When she was finally ready, Lucy decided to confront the façade she’d been presenting to everyone, including herself, over these years. I Heard Her Call My Name is the story of that confrontation, of a life with a missing piece that with transition, falls into place. This a memoir of grace and wit that parses the issues of gender identity and far beyond with unbounding humility and hope.

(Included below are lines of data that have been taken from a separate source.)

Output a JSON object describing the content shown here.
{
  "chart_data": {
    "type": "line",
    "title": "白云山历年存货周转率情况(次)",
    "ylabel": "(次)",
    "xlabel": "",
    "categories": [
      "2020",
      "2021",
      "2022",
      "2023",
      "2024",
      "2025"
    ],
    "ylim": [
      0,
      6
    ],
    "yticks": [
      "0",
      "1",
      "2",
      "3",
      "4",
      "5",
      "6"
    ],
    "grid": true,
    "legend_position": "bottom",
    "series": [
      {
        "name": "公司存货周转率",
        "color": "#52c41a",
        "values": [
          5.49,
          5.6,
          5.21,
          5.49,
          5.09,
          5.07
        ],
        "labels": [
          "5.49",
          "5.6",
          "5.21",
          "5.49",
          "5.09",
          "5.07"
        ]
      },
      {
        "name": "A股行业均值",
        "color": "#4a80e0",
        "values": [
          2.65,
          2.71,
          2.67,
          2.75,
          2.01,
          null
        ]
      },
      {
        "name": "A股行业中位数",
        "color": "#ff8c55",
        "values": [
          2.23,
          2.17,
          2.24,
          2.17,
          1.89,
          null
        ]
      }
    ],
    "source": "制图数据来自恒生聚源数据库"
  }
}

'Radical, humble and wise' HERMIONE HOBY
'An astonishing, once-in-a-lifetime achievement' HUA HSU
'Vivid, encompassing and compassionate' CATHERINE LACEY
PUBLISHERS WEEKLY
In this miraculous memoir, New York Review of Books critic Sante (Nineteen Reservoirs) recounts the story of her life in light of her gender transition at age 66. After passing a few photos through FaceApp's gender swapping feature in early 2021, Sante recognized herself as the person she'd always been: a woman. This epiphany (or "egg cracking") unleashed a flood of revelations, which Sante unpacks in parallel timelines—one covering her younger years, the other focusing on the days and months after her FaceApp-facilitated breakthrough. In the former sections, Sante describes her experiences as a child immigrating to the U.S. from Belgium in the 1960s, as a young adult partying and making friends in 1970s and '80s New York City, and as a cultural critic. In the latter timeline, she recounts coming out to friends, colleagues, and the public, and depicts the strain her transition put on her relationship with her partner, Mimi, as she struggled through feelings of envy and shame. With piercing insight and a formidable command of language, Sante molds the material into a trenchant self-portrait that's equal parts humorous (she wryly gives her coming-out email the subject line "A Bombshell") and hard-nosed. This is a major achievement.